Across Britain, a quiet transformation is happening. It’s not the stereotype of survivalist preppers hoarding beans in bunkers. It’s middle-class professionals – scientists, sustainability experts, teachers, doctors, policy analysts and management consultants who have seen the data and come to a stark conclusion: the systems we rely on for survival are far more fragile than they appear, are deeply flawed and contain within them dynamics that keep us locked in to a dangerous trajectory.

Some are voicing this quite openly, joining local groups to affect change and learn how to adapt; others have gone as far as to be a part of Extinction Rebellion, Insulate Britain or Just Stop Oil but are no longer active, waiting for the next big thing to come around; whilst many, many more have read the same writing on the wall but stay completely silent.

Tipping Point

It strikes me that we are now at a crucial tipping point where a large number of people have been activated to the dire state of things when it comes to our many crises and challenges but whose behaviours are not commensurate with their understanding.

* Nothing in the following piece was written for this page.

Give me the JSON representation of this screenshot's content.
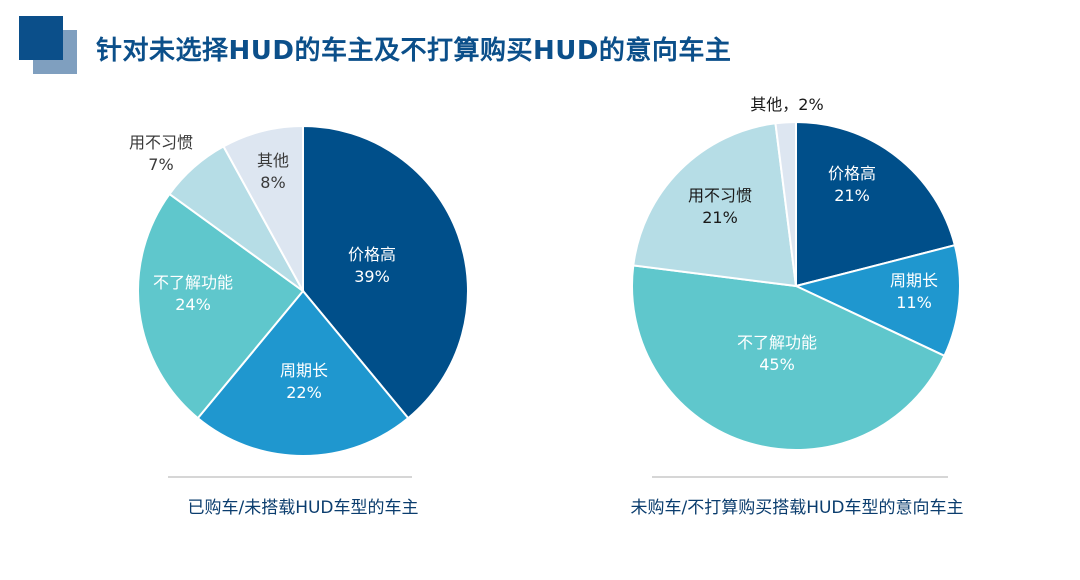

And to be honest, I think this group is larger than we think (I’m very much looking forward to this group being sized by quantitative research scheduled by The Climate Majority Project) and that most of you on LinkedIn, may well be a part to some degree.

Like the Partner at the accountancy firm I spoke to who has an MPhys from Oxford, lives in suburbia and would never dare mention climate change or social collapse to his friends or family but who has read the IPCC reports (no mean feat as they run into 1000s of pages), secretly follows JSO on X and whose heart is breaking at the thought of the 3 degree warmer world the physics tells him is coming.